The use of Finite Element Modelling (FEM) represents an advanced and essential tool for analysing the static and dynamic behaviour of new and existing structures. This numerical simulation method allows structures to be discretized into elements with specific geometric and mechanical properties, enabling detailed analysis even for complex geometries.

Analyses conducted using FEM models can be developed in both linear and non-linear domains, depending on the required level of detail and the expected structural response. For structures operating entirely within the elastic limit of their materials, linear analyses are generally adopted, assuming direct proportionality between stresses and strains; examples include linear static analysis, useful for evaluating structural response to gravity and imposed loads, and modal analysis, which is essential for determining the frequencies and vibration modes of structures—fundamental for seismic analysis.

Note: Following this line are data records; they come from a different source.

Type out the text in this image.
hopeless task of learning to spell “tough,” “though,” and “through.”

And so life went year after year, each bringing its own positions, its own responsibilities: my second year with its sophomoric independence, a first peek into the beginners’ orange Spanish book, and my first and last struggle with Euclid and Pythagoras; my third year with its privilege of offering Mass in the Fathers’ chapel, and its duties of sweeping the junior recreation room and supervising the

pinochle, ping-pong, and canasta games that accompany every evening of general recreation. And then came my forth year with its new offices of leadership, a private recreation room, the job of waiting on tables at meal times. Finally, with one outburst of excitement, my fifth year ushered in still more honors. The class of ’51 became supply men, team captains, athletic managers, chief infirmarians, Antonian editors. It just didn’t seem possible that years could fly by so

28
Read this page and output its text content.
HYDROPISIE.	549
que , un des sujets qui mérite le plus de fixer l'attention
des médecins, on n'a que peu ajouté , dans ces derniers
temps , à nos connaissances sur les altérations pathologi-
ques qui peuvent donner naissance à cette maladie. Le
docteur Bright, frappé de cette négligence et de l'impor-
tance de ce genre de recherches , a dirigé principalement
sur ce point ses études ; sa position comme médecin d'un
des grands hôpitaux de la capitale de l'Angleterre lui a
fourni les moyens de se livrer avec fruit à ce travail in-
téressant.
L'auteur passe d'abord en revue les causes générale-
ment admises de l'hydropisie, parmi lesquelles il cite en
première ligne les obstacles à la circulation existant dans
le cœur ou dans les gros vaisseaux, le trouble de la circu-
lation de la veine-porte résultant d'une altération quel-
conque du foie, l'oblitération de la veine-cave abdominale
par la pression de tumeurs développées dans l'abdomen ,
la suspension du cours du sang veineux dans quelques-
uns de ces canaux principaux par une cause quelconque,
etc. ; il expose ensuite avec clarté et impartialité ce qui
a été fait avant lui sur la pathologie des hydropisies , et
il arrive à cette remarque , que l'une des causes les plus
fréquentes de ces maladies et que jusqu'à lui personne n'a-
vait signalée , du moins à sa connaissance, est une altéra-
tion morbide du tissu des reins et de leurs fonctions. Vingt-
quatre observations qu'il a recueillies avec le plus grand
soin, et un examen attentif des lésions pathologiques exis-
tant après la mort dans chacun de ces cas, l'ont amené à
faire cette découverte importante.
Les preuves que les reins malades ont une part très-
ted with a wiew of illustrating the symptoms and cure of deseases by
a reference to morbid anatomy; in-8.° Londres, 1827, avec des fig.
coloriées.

For more specific assessments, particularly for existing buildings or in the presence of extreme events such as earthquakes, non-linear analysis techniques are employed, as they are capable of accounting for plasticity phenomena. Among these, non-linear static analysis (pushover) is widely used to estimate the ultimate capacity of structures, also allowing for the identification of critical zones susceptible to collapse; alternatively, non-linear dynamic analysis (time-history) simulates the structural response to a series of accelerograms, providing precise, detailed information on displacements, damage, and energy dissipation capacity.